Quarter Square Multiplication - analog computing and 6502 MOS

Quarter Square Multiplication:
a*b = ((a+b)² -(a-b)²) / 4
Multiplication algorithm - Wikipedia

From the book:
Instrument Engineers’ Handbook, Volume Two: Process Control and Optimization
edited by Bela G. Liptak
Instrument Engineers’ Handbook, Volume Two: Process Control and Optimization - Google Books
Quarter Square Multiplication in Analog Computing:

The Quarter square multiplier technique has also benefitted 8-bit systems that do not have any support for a hardware multiplier. Charles Putney implemented this for the 6502
Fastest 6502 Multiplication Yet
Apple Assembly Line - V6N6 - Mar 1986 (txbobsc.com)
Charles Putney:
Charles Putney - Professional Profile - CodeProject


Nice connection back to analogue computing! I notice the book you linked is a 4th edition from 2005, but I can confirm (by google book search) that the quarter-square multiplier also appears in the index of the first edition, from 1969.

A 1k lookup table is fairly large for a 6502 system, but then the resultant multiplication is gratifyingly rapid!

1 Like

By coincidence I implemented that quarter square code a few months ago - also used another old coder’s trick for generating the table of squares. I was experimenting to see if I could speed up some of the arithmetic that the 6809 version of gcc generated. (I couldn’t but got quite close for some operations). Here’s a C version of quarter square plus some other junk: mul8.c ; a more polished version of 8-bit stuff for the vectrex: vectrex-muldiv.c (and a version that ran on the Vectrex and accurately timed execution to cycle precision using the VIA timer: cycle-counting.c ) - I’m not sure how useful any of that is but you might find it fun to try some of them if you still code for any 8-bit platforms…
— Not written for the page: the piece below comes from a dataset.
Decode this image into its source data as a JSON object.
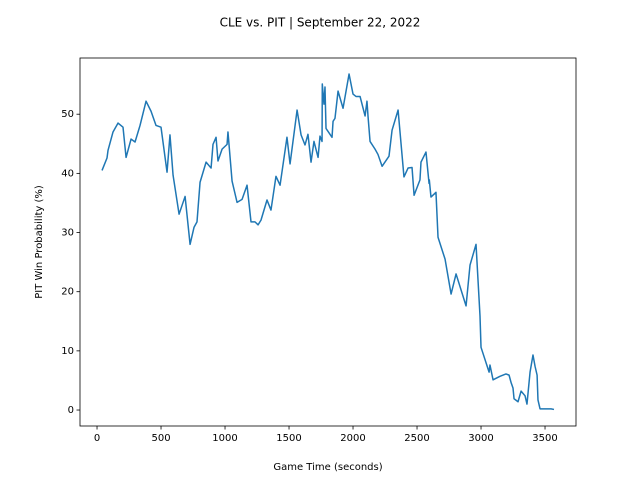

This post inspired me to try to speed up my 32 bit multiplication in my retro Ruby 816 system (A 65c816 CPU with 512KB of RAM that runs BCPL)

It gave a marginal speed increase over my existing 32-bit shift and add code but not that significant. My system also has an ATmega “co-processor” which I was using to offload arithmetic operations to and it more or less matched that for speed, but added over 1KB to the '816 side.

Now, it’s entirely possible that my way to use it to implement a 32-bit multiply is not efficient, but it’s hard to tell.

In the process of testing it all, I made some posts over on the 6502.org forum and 3 others proposed faster solutions that didn’t use the quarter square method. One of these was actually faster and the code was much smaller too. The thread I started was:


However, what I’ve not done is benchmark the underlying 8x8 multiply against any other 8x8 multiply, so it may still be faster there, but it looks like when extending the operations to 32-bits then the gains may not always be as good as you might imagine…



Just to follow up my own post here, I decided to have a go at the “ultimate” 8x8 multiply on the 65816 CPU. … I created a table of all the products of 0…255 times 0…255. This results in a table of 128KBytes in size of the 16-bit products, or 64KB of the low byte and 64KB of the high byte. The '816 makes it relatively easy to index into these tables - which would be much harder on the 65C02.

My resulting code for a 32-bit multiply was about 2.5 times faster than the existing multiplys I tested. However the down-side is that 128KB of RAM needed.

Todays systems can do this in a single cycle, but back in the time of the '816 CPU - say mid 80’s, that was still a significant amount of RAM to dedicate just for a multiply - also at that time we were starting to see hardware assist appear in the form of “blitter” chips and so on.

It was an interesting diversion though.